Creating better consumer experiences starts with the realization that everything is an experience. What we need is to qualify what kind of experience, and through which channel, we are looking to design.
The majority of ‘experiences’ are actually ordinary parts of our daily lives. What differentiates great experiences is expectation. Take for example how FinTechs accelerated a shift in the banking industry by transforming an experience that we expected to be slow and bureaucratic, into something we can solve with a few clicks in an app; it became a great service experience. Or how Apple introduced its now-famous iPhone packaging, transforming what we expected to be an ordinary package into a great unboxing experience, leaving us with a higher perceived value of the iPhone – to the point where we even keep the box for no real reason.

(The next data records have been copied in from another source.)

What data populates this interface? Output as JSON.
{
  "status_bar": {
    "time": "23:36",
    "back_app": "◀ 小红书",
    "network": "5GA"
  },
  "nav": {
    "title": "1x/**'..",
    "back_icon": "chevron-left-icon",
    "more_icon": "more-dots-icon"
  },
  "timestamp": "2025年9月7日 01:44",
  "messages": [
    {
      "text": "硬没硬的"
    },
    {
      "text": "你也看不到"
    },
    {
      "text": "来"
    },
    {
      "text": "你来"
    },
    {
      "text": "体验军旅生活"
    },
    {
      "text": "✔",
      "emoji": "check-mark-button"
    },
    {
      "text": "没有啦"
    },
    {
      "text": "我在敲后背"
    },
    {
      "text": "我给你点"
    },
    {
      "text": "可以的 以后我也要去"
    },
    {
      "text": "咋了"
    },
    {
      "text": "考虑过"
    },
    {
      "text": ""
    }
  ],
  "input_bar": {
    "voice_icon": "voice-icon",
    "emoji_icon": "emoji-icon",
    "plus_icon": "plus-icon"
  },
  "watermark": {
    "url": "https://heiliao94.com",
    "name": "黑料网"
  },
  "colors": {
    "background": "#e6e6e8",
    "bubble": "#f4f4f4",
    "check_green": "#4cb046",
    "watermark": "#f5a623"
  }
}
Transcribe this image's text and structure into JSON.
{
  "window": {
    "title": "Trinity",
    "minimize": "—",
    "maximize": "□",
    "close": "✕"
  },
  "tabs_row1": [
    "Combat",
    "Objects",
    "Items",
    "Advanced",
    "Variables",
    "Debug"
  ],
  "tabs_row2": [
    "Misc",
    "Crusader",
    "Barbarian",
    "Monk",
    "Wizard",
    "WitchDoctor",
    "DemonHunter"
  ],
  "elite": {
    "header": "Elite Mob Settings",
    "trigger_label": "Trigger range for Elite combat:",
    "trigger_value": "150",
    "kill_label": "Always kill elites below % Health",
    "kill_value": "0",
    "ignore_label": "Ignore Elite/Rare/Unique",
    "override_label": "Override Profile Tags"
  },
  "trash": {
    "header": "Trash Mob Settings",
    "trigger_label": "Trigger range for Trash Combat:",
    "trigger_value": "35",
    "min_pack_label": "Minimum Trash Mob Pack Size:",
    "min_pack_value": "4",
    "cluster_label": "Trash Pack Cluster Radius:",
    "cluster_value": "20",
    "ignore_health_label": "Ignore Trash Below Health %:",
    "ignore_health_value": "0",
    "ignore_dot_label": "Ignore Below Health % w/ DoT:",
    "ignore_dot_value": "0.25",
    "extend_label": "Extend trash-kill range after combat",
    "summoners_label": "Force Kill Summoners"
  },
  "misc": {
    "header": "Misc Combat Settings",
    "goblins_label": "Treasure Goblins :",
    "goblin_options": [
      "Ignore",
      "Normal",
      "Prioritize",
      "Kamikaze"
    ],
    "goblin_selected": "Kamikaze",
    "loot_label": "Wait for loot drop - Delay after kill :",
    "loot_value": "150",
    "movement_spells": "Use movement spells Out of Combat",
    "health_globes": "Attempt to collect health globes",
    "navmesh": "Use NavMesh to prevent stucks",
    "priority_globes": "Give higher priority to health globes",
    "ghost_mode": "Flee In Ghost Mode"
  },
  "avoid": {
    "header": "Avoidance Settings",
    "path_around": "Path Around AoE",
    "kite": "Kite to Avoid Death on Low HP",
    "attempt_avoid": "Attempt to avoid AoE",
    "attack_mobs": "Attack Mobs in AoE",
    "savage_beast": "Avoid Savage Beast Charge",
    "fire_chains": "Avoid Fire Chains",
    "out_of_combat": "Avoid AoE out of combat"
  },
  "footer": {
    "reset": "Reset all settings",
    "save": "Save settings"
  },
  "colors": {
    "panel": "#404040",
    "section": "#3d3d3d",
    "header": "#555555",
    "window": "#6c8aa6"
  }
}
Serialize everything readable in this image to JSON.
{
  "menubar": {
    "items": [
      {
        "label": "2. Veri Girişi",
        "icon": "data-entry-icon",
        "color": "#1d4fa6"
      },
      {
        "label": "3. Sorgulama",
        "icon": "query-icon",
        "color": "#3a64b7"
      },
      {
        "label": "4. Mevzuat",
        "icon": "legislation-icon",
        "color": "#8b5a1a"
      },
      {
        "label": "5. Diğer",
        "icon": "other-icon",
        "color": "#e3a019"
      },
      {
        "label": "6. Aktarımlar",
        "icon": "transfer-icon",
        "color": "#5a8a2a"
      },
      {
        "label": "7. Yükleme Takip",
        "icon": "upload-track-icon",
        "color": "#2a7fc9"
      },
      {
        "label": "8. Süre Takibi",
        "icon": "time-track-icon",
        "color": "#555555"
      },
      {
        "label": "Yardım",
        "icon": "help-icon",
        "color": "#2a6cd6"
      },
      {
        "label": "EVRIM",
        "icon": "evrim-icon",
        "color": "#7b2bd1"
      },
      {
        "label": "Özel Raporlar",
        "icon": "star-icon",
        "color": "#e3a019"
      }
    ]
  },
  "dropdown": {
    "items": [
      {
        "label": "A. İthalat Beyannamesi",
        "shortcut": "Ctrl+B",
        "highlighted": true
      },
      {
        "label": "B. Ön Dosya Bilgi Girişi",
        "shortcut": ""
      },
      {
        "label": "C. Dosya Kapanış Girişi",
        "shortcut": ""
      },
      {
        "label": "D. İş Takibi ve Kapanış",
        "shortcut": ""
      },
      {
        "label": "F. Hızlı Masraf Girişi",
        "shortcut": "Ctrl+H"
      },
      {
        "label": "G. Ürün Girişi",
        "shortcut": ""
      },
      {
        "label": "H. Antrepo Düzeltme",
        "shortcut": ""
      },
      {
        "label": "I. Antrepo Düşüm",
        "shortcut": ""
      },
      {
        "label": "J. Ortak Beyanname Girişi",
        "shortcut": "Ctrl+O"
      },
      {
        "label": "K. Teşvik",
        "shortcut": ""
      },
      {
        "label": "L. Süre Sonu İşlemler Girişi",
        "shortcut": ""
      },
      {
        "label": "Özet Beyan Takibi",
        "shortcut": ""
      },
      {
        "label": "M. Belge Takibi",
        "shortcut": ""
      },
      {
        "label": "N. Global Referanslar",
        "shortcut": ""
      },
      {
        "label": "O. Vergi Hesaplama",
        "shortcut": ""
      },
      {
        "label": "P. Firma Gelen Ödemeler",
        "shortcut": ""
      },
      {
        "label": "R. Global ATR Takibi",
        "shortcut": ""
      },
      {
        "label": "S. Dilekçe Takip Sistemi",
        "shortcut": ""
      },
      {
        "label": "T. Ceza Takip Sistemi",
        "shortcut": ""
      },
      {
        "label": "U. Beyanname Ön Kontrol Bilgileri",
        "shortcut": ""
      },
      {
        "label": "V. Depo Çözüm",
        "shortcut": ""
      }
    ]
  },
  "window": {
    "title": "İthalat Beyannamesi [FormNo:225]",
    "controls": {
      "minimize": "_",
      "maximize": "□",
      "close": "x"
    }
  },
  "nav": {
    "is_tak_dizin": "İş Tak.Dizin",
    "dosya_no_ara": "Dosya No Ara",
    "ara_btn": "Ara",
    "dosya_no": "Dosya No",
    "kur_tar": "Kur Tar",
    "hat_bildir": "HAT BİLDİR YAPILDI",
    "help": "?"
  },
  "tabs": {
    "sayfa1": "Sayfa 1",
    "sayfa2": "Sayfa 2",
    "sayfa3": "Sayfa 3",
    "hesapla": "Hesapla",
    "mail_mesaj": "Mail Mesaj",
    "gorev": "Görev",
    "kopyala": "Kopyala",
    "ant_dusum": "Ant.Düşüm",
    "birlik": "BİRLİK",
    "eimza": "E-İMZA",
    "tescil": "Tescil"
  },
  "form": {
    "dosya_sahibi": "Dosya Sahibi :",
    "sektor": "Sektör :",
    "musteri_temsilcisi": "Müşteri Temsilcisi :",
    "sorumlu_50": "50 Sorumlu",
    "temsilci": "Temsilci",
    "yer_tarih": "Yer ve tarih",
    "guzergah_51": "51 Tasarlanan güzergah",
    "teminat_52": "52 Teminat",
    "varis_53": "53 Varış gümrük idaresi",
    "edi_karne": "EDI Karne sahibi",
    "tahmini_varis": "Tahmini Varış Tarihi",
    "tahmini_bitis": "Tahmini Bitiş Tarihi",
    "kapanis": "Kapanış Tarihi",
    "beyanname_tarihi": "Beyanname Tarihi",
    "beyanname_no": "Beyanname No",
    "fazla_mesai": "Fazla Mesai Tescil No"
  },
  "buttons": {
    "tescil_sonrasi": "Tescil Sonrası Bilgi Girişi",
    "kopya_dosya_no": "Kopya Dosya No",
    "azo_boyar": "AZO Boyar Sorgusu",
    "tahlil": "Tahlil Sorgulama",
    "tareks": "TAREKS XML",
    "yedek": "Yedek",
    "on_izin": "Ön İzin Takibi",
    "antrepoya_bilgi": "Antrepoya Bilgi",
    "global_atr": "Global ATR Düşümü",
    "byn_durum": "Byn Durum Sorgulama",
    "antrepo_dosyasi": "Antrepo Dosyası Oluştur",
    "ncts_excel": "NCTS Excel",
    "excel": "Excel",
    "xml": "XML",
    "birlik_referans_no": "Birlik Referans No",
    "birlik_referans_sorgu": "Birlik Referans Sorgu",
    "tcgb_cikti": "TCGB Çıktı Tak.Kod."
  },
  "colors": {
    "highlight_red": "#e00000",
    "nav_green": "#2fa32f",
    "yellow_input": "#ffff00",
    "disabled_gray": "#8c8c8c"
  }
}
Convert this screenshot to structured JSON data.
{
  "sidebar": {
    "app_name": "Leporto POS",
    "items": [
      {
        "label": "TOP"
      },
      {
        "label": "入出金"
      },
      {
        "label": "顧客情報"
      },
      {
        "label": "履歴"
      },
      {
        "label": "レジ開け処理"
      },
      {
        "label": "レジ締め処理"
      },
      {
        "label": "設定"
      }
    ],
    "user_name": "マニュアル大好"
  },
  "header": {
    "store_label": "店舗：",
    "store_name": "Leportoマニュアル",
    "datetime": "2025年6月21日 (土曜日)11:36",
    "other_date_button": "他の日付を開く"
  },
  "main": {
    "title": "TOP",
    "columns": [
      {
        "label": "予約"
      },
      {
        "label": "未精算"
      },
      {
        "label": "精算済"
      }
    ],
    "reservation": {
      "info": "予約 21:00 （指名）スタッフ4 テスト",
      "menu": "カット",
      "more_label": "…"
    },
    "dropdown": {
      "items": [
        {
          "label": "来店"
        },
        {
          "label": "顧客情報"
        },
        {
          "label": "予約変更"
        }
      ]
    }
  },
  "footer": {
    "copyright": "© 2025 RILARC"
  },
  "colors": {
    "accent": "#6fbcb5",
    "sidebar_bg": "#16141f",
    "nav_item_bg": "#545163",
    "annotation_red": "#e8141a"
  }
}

A good starting point, to qualify the experience you want to create, is your brand; what kind of emotions do your consumers associate with your brand and how can you elevate them? Another is jobs to be done and elements of value. Do you want to create an experience that reduces effort, in one extreme, or that provides hope, in another?
As great consumer experiences are about expectations, remember that if you try to delight without meeting the basics of consumer expectations, your experience will backfire: no one cares about a chocolate under the pillow if the sheets are stained.
Finally, don’t stop calling your products “products”, your stores “stores” or your services “services” only to start calling them “experiences”. They already are experiences: good or bad, ordinary or unexpected.